Overview of functions and methods in SKA2. Split k-mers allow matching variant positions, whereas contiguous k-mers mismatch any variation. ska build creates split k-mer dictionaries from input sequence data. The example shows four sequences that are aligned and on the same strand for clarity, but in real input data, neither is necessary. Split k-mers are used as keys, and their middle bases are stored in lists.

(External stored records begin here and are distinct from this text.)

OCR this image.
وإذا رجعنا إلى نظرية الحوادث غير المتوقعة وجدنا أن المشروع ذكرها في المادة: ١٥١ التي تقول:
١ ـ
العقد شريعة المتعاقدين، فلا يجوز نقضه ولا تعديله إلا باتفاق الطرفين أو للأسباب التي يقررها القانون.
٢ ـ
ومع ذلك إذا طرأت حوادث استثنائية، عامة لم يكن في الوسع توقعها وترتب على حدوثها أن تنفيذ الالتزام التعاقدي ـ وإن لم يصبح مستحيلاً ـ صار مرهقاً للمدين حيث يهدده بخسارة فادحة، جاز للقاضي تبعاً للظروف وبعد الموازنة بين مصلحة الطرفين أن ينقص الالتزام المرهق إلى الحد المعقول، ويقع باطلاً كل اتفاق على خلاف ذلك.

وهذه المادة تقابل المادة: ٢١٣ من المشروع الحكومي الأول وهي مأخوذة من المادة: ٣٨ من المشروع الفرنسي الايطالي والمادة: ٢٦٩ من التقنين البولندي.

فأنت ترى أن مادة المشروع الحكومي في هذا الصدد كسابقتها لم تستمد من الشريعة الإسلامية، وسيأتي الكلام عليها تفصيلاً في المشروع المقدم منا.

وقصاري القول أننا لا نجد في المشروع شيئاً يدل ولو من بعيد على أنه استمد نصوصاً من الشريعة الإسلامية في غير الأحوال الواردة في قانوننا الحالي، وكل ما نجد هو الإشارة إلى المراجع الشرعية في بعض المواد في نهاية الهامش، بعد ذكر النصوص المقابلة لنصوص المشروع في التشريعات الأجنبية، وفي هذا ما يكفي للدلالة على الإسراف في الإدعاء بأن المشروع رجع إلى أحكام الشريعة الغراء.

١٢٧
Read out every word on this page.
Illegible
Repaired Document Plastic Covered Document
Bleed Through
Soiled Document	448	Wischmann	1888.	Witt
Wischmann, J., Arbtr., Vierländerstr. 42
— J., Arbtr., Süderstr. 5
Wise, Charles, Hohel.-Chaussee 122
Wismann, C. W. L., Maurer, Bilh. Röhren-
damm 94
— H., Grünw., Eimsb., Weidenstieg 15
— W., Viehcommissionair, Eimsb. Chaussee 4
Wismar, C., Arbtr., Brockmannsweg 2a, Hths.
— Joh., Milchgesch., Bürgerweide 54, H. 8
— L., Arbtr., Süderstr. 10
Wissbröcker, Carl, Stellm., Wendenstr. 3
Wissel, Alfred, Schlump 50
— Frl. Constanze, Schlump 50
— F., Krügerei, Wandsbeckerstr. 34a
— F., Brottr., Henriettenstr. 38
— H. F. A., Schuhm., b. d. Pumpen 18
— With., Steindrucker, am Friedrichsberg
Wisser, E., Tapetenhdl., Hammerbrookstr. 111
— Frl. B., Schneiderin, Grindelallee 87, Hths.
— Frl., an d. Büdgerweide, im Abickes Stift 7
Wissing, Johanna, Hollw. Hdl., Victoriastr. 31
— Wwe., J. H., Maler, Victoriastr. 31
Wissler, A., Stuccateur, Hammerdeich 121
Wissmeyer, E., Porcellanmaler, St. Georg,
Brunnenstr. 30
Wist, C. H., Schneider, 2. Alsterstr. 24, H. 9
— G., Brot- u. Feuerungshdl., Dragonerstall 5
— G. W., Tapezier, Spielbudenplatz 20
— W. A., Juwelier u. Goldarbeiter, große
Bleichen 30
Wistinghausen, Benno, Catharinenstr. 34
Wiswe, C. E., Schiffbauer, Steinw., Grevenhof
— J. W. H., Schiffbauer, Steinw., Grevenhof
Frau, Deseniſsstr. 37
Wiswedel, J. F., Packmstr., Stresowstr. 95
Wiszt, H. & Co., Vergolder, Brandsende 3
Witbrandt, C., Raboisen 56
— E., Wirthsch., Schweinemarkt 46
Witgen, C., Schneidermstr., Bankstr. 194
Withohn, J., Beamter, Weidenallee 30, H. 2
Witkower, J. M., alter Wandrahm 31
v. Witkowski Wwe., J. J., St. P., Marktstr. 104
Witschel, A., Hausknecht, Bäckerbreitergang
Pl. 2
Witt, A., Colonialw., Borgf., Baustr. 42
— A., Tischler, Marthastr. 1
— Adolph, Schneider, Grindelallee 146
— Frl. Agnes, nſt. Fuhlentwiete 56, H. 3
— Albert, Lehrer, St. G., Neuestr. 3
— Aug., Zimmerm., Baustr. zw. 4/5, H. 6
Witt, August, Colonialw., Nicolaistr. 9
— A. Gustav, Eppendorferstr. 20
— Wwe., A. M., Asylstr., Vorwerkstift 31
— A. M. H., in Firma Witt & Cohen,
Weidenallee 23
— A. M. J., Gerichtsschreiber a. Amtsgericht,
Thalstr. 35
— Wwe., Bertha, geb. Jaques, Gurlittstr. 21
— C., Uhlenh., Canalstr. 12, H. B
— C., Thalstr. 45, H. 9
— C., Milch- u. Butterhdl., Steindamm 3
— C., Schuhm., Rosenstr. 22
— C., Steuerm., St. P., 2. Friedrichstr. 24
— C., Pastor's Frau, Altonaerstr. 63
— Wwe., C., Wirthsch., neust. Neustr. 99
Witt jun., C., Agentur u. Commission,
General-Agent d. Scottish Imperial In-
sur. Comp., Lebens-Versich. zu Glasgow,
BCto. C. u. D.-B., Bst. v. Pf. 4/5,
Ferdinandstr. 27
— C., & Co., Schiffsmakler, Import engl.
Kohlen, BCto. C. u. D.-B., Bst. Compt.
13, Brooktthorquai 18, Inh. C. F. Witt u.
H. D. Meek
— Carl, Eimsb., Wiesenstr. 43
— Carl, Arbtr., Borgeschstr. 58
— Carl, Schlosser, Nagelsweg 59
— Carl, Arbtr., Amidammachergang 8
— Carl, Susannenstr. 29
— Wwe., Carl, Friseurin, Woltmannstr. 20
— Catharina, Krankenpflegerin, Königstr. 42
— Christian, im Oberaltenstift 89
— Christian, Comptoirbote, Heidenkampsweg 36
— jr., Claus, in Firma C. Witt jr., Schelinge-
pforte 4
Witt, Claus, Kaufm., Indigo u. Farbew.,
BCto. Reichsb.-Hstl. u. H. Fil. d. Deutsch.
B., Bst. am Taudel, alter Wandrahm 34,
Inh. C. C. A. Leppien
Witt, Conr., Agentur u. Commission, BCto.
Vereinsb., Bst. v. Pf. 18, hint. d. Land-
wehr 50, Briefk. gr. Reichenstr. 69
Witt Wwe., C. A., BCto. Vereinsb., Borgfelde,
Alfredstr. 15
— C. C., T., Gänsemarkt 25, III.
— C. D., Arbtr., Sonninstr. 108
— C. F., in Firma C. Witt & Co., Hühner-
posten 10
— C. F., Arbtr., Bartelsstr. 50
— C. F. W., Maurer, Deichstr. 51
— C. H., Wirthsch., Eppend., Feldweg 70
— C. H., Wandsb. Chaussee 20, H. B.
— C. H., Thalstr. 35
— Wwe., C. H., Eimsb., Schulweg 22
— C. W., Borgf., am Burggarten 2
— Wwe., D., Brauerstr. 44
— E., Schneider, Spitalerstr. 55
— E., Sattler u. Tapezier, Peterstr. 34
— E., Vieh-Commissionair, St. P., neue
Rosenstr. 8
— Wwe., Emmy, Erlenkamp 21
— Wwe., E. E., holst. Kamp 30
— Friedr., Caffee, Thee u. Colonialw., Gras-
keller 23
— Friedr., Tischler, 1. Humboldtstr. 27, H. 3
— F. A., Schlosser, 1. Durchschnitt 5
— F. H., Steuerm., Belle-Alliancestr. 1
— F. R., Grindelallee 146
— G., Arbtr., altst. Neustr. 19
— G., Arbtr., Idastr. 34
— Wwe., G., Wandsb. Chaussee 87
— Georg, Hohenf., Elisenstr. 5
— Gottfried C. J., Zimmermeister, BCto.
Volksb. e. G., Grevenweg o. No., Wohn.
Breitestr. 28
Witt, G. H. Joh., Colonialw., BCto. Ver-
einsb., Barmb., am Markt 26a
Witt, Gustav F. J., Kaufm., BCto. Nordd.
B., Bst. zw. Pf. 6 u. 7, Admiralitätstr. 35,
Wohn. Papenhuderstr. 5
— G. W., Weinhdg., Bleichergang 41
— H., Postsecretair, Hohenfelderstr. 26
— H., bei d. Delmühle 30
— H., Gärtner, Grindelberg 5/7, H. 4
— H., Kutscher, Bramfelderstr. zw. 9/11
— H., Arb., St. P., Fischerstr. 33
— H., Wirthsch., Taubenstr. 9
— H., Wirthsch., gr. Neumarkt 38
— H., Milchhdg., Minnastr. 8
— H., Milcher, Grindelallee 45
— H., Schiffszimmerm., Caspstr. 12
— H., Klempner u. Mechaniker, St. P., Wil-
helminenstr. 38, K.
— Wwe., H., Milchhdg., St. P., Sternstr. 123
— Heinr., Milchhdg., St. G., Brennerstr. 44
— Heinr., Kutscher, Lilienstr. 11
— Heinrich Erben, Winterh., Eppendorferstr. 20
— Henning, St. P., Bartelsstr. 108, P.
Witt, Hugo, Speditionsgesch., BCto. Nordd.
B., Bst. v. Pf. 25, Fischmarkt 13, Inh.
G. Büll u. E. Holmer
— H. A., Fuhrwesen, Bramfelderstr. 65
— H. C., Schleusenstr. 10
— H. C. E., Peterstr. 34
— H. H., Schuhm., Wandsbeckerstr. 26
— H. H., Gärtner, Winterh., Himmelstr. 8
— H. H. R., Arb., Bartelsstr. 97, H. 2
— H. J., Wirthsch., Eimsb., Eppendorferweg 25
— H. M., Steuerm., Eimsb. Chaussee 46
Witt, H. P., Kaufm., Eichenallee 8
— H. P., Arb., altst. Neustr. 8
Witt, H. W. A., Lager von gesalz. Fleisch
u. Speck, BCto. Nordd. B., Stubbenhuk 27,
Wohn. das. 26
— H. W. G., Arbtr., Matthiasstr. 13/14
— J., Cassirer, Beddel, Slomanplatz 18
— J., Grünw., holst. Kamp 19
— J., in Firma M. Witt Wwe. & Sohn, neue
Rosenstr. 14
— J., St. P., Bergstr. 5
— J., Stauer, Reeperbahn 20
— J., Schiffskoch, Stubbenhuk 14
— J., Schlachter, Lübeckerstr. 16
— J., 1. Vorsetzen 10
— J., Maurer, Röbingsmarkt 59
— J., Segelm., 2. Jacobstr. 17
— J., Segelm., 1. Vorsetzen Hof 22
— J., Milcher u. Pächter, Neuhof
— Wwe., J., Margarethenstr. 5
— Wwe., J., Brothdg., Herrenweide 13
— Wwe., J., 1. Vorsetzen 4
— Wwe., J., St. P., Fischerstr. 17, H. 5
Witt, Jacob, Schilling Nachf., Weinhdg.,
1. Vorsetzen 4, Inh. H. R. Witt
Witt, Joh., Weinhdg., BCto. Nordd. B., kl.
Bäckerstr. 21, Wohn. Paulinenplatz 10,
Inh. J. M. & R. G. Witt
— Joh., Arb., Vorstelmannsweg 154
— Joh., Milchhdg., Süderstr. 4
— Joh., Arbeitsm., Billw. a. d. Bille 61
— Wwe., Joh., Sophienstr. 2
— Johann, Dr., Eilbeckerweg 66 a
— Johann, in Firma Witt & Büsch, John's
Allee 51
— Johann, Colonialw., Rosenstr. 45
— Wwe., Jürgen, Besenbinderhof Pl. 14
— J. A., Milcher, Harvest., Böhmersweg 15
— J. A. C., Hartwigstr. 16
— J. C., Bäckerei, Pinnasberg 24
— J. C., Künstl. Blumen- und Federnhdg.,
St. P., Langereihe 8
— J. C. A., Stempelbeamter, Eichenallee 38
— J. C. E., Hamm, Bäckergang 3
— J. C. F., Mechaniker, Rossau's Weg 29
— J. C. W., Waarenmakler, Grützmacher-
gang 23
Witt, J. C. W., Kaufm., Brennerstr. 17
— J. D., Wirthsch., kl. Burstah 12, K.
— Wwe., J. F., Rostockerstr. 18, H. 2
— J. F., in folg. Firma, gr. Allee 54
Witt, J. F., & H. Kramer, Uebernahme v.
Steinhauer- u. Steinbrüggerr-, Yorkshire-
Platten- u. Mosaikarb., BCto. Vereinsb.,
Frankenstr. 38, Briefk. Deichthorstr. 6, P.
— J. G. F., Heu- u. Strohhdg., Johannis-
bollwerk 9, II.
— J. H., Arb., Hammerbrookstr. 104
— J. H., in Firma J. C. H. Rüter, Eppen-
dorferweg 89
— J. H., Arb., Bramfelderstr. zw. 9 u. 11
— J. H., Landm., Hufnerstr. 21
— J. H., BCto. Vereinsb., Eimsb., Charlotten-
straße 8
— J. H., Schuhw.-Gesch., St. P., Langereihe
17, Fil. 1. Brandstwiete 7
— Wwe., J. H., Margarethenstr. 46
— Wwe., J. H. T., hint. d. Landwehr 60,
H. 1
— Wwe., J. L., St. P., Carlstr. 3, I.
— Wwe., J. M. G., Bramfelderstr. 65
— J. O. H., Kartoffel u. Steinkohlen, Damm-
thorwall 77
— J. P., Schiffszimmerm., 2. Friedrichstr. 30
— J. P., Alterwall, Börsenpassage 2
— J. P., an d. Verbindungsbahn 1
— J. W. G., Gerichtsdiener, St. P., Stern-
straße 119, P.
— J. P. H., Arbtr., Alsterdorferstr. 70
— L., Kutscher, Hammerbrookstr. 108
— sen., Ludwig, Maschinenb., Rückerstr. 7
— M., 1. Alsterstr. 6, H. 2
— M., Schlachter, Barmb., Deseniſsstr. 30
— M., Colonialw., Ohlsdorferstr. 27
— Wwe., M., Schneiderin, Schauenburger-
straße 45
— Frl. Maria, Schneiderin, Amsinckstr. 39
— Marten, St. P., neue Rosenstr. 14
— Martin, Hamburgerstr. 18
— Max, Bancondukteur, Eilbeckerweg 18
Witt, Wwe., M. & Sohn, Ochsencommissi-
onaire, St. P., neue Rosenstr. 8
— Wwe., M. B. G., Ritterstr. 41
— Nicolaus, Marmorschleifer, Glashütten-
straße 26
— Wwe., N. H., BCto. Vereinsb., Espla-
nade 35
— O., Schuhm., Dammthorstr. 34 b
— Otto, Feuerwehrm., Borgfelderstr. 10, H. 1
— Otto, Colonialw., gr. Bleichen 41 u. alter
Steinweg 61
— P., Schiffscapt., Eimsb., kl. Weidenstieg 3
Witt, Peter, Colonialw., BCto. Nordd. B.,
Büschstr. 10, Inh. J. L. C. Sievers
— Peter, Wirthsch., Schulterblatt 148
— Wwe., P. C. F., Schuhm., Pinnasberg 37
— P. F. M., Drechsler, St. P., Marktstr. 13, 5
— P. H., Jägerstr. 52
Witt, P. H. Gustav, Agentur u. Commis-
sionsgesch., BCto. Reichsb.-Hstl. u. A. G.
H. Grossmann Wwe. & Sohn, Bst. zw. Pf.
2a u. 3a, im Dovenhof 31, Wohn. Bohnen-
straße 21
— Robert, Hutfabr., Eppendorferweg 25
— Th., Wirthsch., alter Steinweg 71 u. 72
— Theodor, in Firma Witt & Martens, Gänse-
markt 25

This dictionary is compressed using snappy to make split k-mer files (SKFs). ska align makes reference-free alignments with no coordinate system by writing out the middle bases, applying filters on the frequency of missing data, constant sites, and ambiguous sites. ska map makes reference-based mappings as ALN or VCF, with the same coordinate system as the reference. In both modes, the conserved sites are also written out but are not shown for clearer visualization. ska cov counts k-mers and fits a mixture model to find a threshold for count when using reads as input to ska build. ska distance calculates SNP distances and mismatches between samples by multiplying the middle base matrix by its transpose. The cluster_dists.py script can be run on this distance matrix to make phylogeny, single-linkage clusters with a provided threshold, and a Microreact visualization. Operations to merge, delete samples and split k-mers, and write out the contents of SKFs are also implemented but are not shown.